Arkan menoleh sekilas. Fadil, pria yang biasanya sama apatisnya terhadap hal-hal seperti ini, kini tampak tergugah. "Tentu saja, aku lihat," jawab Arkan datar, meski dalam hatinya ada sesuatu yang terasa aneh.
Ia merasakan dorongan kuat, seolah sesuatu memanggilnya dari dalam Rift itu. Sebelum sempat berpikir lebih jauh, ia mendapati dirinya berjalan keluar dari apartemen, mendekati kerumunan orang yang berkumpul.
Langit semakin terang. Rift itu membesar hingga akhirnya terdengar dentuman keras yang menggetarkan bumi. Dari dalam celah dimensi itu, sesosok makhluk raksasa muncul. Kulitnya hitam berkilau, matanya bersinar merah menyala, dan tubuhnya memancarkan aura mengerikan yang membuat udara di sekitarnya terasa berat.
"Abyss Beast..." bisik Fadil dengan suara gemetar.
Nama itu langsung membuat kerumunan panik. Orang-orang mulai berteriak dan berlari menjauh. Hanya mereka yang benar-benar berani—atau mungkin terlalu terpesona—yang tetap berdiri memandang makhluk itu.
Namun, Arkan tidak lari. Kakinya seolah terpaku di tempat. Pandangannya terkunci pada makhluk itu. Dan kemudian, sesuatu terjadi.

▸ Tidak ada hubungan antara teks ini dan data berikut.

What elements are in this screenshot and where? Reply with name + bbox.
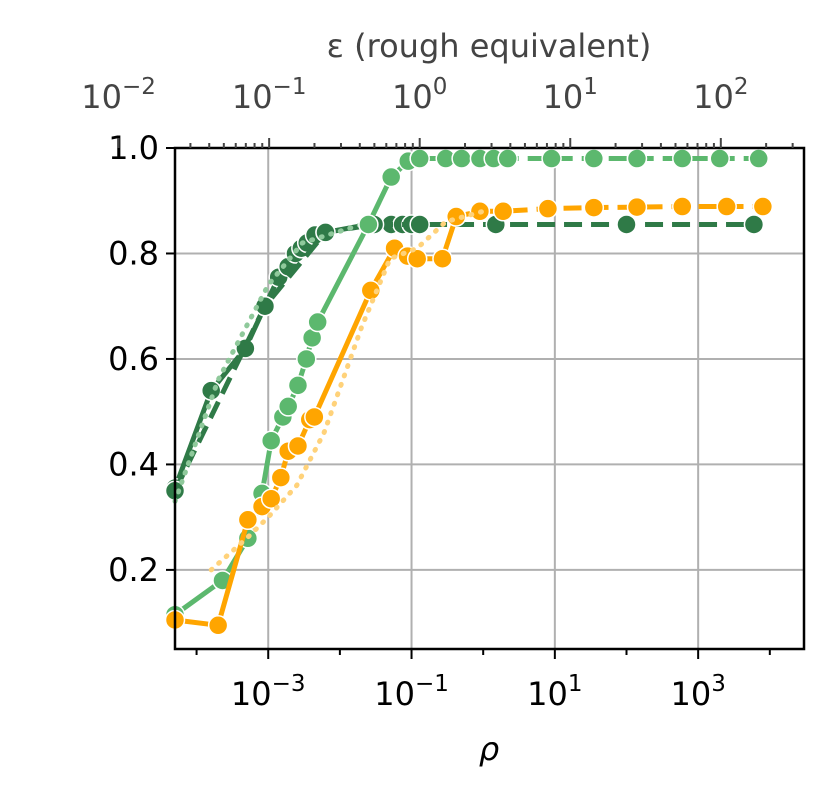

Suara berat bergema di dalam kepalanya. "Kau dipilih."
Arkan membelalak. Ia merasakan sesuatu bangkit dari dalam dirinya, sesuatu yang belum pernah ia rasakan sebelumnya. Tubuhnya terasa panas, seakan energi yang luar biasa mengalir melalui nadinya.

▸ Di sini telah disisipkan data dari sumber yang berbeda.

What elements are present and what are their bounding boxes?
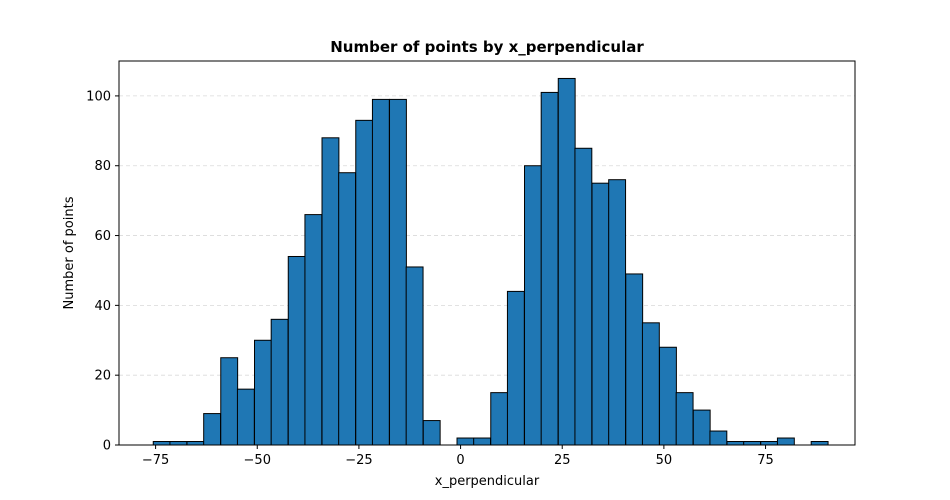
histogram-bar — [254, 339, 272, 446]
x-tick-label: −75 — [142, 453, 169, 468]
histogram-bar — [675, 392, 694, 446]
histogram-bar — [574, 147, 593, 446]
histogram-bar — [591, 182, 610, 446]
histogram-bar — [709, 430, 728, 446]
histogram-bar — [456, 437, 475, 446]
y-axis-ticks: 0 20 40 60 80 100 — [86, 89, 119, 454]
x-tick-label: 75 — [757, 453, 774, 468]
y-tick-label: 40 — [94, 299, 111, 314]
histogram-bar — [321, 137, 340, 446]
histogram-bar — [760, 441, 779, 446]
histogram-bar — [776, 437, 795, 446]
x-axis-title: x_perpendicular — [435, 474, 540, 489]
x-tick-label: −50 — [244, 453, 271, 468]
histogram-bar — [236, 388, 255, 446]
chart-title: Number of points by x_perpendicular — [330, 38, 644, 56]
y-tick-label: 80 — [94, 159, 111, 174]
histogram-bar — [338, 172, 357, 446]
histogram-bar — [270, 318, 289, 446]
y-tick-label: 100 — [86, 89, 111, 104]
x-tick-label: 50 — [656, 453, 673, 468]
histogram-bar — [389, 98, 407, 446]
bars — [152, 77, 829, 446]
histogram-bar — [524, 165, 542, 446]
histogram-bar — [692, 409, 711, 446]
y-tick-label: 20 — [94, 369, 111, 384]
y-axis-title: Number of points — [62, 196, 77, 309]
histogram-bar — [473, 437, 492, 446]
histogram-bar — [152, 441, 171, 446]
histogram-bar — [557, 77, 576, 446]
plot-frame — [118, 60, 856, 446]
histogram-bar — [287, 255, 306, 446]
histogram-bar — [625, 273, 644, 446]
histogram-bar — [355, 119, 374, 446]
histogram-bar — [608, 179, 627, 446]
histogram-bar — [726, 441, 745, 446]
histogram-bar — [203, 413, 222, 446]
histogram-bar — [371, 98, 390, 446]
histogram-bar — [810, 441, 829, 446]
y-tick-label: 0 — [103, 439, 111, 454]
y-tick-label: 60 — [94, 229, 111, 244]
histogram-bar — [405, 266, 424, 446]
histogram-bar — [641, 322, 660, 446]
histogram-bar — [220, 357, 239, 446]
histogram-bar — [186, 441, 205, 446]
histogram-bar — [490, 392, 509, 446]
histogram-bar — [304, 214, 323, 446]
histogram-bar — [659, 346, 677, 446]
histogram-bar — [743, 441, 762, 446]
x-tick-label: 0 — [456, 453, 464, 468]
x-tick-label: 25 — [554, 453, 571, 468]
histogram-bar — [422, 420, 441, 446]
histogram-bar — [540, 91, 559, 446]
gridlines — [119, 95, 855, 376]
x-axis-ticks: −75 −50 −25 0 25 50 75 — [142, 445, 774, 468]
histogram-bar — [169, 441, 188, 446]
x-tick-label: −25 — [345, 453, 372, 468]
histogram-bar — [506, 290, 525, 446]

Tiba-tiba, tangan kanannya terangkat dengan sendirinya. Dari telapak tangannya, sinar biru terang melesat keluar, menghantam Abyss Beast dengan kekuatan besar.
BOOM!
Ledakan menggema di udara. Makhluk raksasa itu terpental mundur, mengeluarkan raungan marah yang mengguncang seisi kota.

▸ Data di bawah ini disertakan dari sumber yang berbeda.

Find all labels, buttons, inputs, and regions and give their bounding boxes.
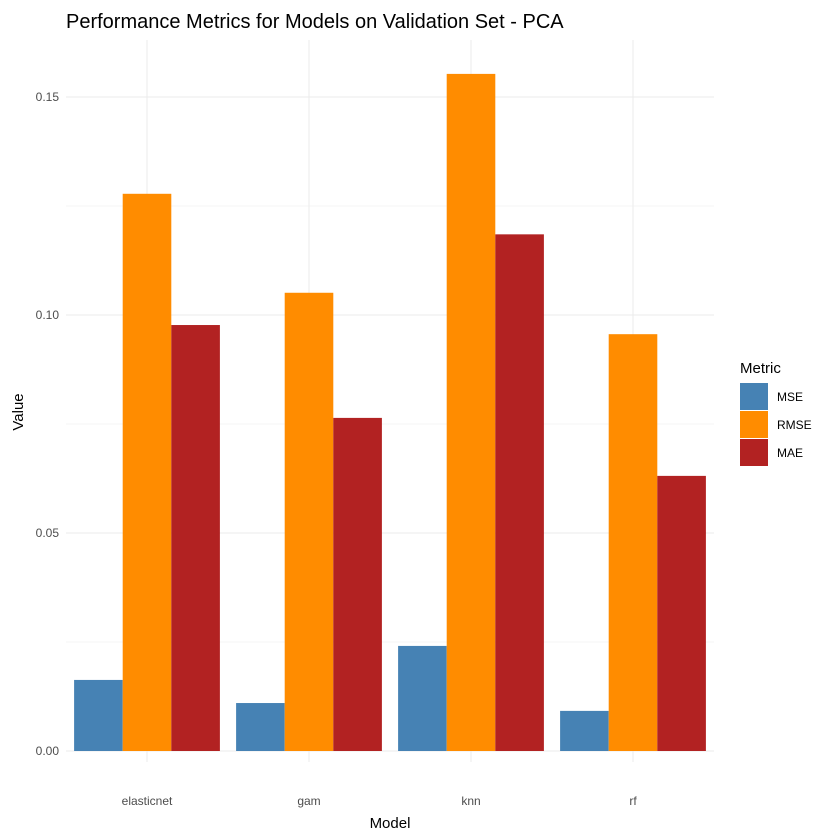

Kerumunan yang sebelumnya terdiam kini berhamburan, lari ketakutan. Tetapi Arkan tidak ikut berlari. Sebaliknya, ia berdiri tegak di tempat, menatap tangan kanannya yang masih bersinar biru. Sensasi aneh merambati tubuhnya, campuran antara kekaguman dan ketakutan.
Kekuatanmu telah terbangun.
Suara itu bergema lagi di kepalanya. Arkan menarik napas panjang, mencoba memahami apa yang baru saja terjadi. Namun sebelum ia sempat berpikir lebih jauh, makhluk raksasa itu kembali menggeram dan bersiap menyerangnya.
Sebelum makhluk itu bergerak, sebuah sosok muncul di hadapan Arkan.
"Sudah cukup," suara berat itu memecah ketegangan.
Arkan menoleh. Sosok itu adalah seorang pria tinggi dengan tubuh kekar, mengenakan pakaian hitam legam yang memancarkan aura otoritas. Di tangannya, ia memegang pedang besar yang bersinar tajam, seperti mampu memotong apapun yang menghalanginya.
"Jangan takut, pemuda," kata pria itu dengan suara tenang namun penuh wibawa. "Kau baru saja dipilih oleh sistem Ascension. Namaku Darius, Ascendant level tertinggi. Dan... mulai hari ini, hidupmu tak akan pernah sama lagi."
Arkan menatap pria itu dengan mata penuh kebingungan. Namun di balik kebingungannya, ada percikan kecil keberanian yang mulai muncul. Untuk pertama kalinya dalam hidupnya, ia merasa bahwa takdirnya berubah. Dan meskipun ia belum tahu apa yang akan terjadi, ia tahu satu hal: perjalanan ini baru saja dimulai.